A fearless self-promoter
I knew that Rocketboy had been underwhelmed by RE (the Unitarian flavor of Sunday School) the past few weeks, even though they don't push the "goddish" stuff that turned him off from our previous mainline church. In fact, we chose the local UU church precisely because it's okay to be an "out" atheist there, which Rocketboy occasionally is, but that's a whole other post. I was so thrilled to find a kids' class that focuses on ethics instead of doctrine that I didn't think much about what it would mean to be a bright 8-year-old in a class geared to kids as young as six.
Rocketboy had thought about it, although he didn't share much with me.

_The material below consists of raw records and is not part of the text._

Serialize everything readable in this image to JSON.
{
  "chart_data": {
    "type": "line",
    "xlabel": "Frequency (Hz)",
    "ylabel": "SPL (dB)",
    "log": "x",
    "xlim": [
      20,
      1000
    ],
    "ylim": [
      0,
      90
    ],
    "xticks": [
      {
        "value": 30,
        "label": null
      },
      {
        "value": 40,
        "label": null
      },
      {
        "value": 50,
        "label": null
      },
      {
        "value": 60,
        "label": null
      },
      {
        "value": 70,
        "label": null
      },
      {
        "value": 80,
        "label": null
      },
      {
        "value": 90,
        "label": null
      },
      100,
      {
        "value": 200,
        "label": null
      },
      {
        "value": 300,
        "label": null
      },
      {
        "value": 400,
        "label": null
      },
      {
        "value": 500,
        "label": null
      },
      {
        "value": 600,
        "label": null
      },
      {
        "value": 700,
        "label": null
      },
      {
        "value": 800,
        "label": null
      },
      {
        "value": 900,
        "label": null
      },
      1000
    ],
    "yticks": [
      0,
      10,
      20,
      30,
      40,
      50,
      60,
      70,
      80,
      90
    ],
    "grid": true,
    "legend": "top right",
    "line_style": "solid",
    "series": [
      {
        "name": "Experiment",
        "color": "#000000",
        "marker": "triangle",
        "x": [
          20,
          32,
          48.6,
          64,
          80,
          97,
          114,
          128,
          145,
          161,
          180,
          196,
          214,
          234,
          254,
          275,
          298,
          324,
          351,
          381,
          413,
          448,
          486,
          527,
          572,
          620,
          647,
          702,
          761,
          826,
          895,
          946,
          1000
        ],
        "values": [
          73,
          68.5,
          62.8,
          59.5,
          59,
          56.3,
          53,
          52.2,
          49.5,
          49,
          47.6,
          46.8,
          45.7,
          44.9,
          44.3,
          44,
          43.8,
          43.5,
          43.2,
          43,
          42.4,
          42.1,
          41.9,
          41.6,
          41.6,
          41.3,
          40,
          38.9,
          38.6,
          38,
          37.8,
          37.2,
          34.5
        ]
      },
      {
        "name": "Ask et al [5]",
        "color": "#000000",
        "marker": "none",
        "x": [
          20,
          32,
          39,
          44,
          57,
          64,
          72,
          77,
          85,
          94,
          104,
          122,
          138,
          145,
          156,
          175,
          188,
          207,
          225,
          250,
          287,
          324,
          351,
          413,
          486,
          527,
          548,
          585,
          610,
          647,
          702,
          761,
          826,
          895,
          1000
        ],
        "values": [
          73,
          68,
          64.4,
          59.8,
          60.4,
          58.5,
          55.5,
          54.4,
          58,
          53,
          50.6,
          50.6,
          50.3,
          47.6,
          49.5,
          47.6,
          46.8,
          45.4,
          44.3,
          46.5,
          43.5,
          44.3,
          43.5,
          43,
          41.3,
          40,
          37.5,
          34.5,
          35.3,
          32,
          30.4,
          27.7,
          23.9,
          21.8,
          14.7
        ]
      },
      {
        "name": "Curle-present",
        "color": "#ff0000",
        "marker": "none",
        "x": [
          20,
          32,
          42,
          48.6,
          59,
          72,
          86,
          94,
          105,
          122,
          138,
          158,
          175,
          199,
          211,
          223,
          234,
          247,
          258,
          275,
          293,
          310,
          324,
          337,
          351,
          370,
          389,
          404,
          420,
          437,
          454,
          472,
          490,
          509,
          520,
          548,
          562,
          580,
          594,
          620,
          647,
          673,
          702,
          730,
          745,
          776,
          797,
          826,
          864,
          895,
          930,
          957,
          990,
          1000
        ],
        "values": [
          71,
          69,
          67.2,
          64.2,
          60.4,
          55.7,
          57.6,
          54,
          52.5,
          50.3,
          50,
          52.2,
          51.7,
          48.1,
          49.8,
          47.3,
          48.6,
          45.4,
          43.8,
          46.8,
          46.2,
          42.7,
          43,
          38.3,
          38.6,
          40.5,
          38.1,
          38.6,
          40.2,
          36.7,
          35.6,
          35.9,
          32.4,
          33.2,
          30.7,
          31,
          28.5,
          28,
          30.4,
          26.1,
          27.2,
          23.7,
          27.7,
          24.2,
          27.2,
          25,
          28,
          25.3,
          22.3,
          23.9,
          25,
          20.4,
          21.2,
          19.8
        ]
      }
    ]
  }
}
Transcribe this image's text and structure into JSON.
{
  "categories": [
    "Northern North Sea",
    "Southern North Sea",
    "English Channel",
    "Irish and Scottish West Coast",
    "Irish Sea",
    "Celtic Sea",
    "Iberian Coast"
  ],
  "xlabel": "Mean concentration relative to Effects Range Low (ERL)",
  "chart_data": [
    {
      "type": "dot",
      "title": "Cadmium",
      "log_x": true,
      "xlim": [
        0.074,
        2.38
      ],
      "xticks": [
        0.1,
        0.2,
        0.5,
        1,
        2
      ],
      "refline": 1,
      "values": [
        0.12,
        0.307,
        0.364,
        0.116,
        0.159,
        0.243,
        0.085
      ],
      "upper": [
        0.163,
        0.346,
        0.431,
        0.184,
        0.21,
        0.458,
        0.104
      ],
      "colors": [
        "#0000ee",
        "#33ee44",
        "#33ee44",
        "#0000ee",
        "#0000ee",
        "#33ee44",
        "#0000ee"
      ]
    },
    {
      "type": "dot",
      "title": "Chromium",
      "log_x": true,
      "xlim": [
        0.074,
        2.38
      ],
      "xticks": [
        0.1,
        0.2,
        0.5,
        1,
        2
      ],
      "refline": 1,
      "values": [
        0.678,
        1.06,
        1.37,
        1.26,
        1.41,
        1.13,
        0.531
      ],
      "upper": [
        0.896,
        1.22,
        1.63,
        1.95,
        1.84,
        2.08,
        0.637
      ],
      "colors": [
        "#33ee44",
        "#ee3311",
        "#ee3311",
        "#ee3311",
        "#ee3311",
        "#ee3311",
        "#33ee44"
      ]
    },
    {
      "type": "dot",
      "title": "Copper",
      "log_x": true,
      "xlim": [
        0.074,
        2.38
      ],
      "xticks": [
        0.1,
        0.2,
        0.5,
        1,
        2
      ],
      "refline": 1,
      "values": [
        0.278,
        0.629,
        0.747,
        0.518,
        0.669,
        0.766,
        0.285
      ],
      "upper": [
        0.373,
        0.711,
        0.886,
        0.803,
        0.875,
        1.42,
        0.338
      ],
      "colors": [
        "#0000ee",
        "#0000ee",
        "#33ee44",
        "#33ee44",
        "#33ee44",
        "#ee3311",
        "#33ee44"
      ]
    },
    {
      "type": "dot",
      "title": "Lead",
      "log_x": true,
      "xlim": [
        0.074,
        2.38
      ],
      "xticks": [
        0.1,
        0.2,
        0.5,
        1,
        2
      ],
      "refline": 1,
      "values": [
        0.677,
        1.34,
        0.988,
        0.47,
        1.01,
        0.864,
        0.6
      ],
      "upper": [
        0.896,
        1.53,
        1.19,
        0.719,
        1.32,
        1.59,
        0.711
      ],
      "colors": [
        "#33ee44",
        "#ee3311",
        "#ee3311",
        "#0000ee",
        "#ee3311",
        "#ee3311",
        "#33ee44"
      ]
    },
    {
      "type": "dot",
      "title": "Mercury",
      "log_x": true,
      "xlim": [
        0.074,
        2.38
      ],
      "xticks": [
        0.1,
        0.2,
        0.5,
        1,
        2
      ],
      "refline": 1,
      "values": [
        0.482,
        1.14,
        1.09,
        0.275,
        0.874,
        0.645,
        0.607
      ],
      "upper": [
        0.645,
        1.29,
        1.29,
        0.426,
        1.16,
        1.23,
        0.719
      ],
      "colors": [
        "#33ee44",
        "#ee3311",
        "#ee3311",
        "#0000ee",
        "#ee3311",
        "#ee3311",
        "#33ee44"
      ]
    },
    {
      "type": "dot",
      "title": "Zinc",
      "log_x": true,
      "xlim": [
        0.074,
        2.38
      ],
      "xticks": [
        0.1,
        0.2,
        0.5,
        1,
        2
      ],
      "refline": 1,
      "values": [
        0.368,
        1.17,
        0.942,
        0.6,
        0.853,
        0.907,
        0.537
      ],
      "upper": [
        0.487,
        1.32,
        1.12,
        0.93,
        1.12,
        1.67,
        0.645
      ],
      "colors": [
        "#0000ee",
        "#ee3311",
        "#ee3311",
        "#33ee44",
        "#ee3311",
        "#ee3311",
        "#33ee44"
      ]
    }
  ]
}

His solution this morning was to take a book to read during RE if he finished early or wasn't interested in the lesson. He later said that as he was walking out of the sanctuary with the other children, he had his best idea yet: Because he's now doing 4th-grade math work, he could declare himself a fourth-grader and head upstairs with the older kids.
It worked. I found him in the 3rd/4th grade room, happily cleaning up a clay project and chatting with the other kids. The teacher already knew him from last summer and was happy to have him there. There was another 2nd-grader in the room, too, but she'd thought ahead and gone through the 'proper channels' to get moved up.
I realized then that Rocketboy had no idea there even were channels to go through. He's never been to school and his learning has always been about his needs and interests instead of a school's organizational needs. He decided he needed something different and acted on it. I, having worked in classrooms, was concerned about whether his presence there would throw off the staff-to-student ratio, but they said it was fine.
Rocketboy accounted for, we went outside to help wrap the Maypole, wished everyone a happy Beltane, and called it a morning. Hombre and I talked later about whether we would have done something like that as kids. Hombre says he might have, but he would have asked permission and gone through the bureaucratic hoops. I wouldn't have even done that. Unless someone had asked me directly or done it for me, it simply would not have occurred to me that such a thing was possible. School was the way it was, or so I had been taught.
The whole episode made me appreciate the RE program even more than I had. I try to imagine Rocketboy pulling a stunt like that at my grandma's Baptist church or the Episcopal church we used to attend, and I don't see it happening. But his teachers took him at his word, gave him the chance to try it out, and didn't insist on doing things a particular way just for form's sake. Good for them.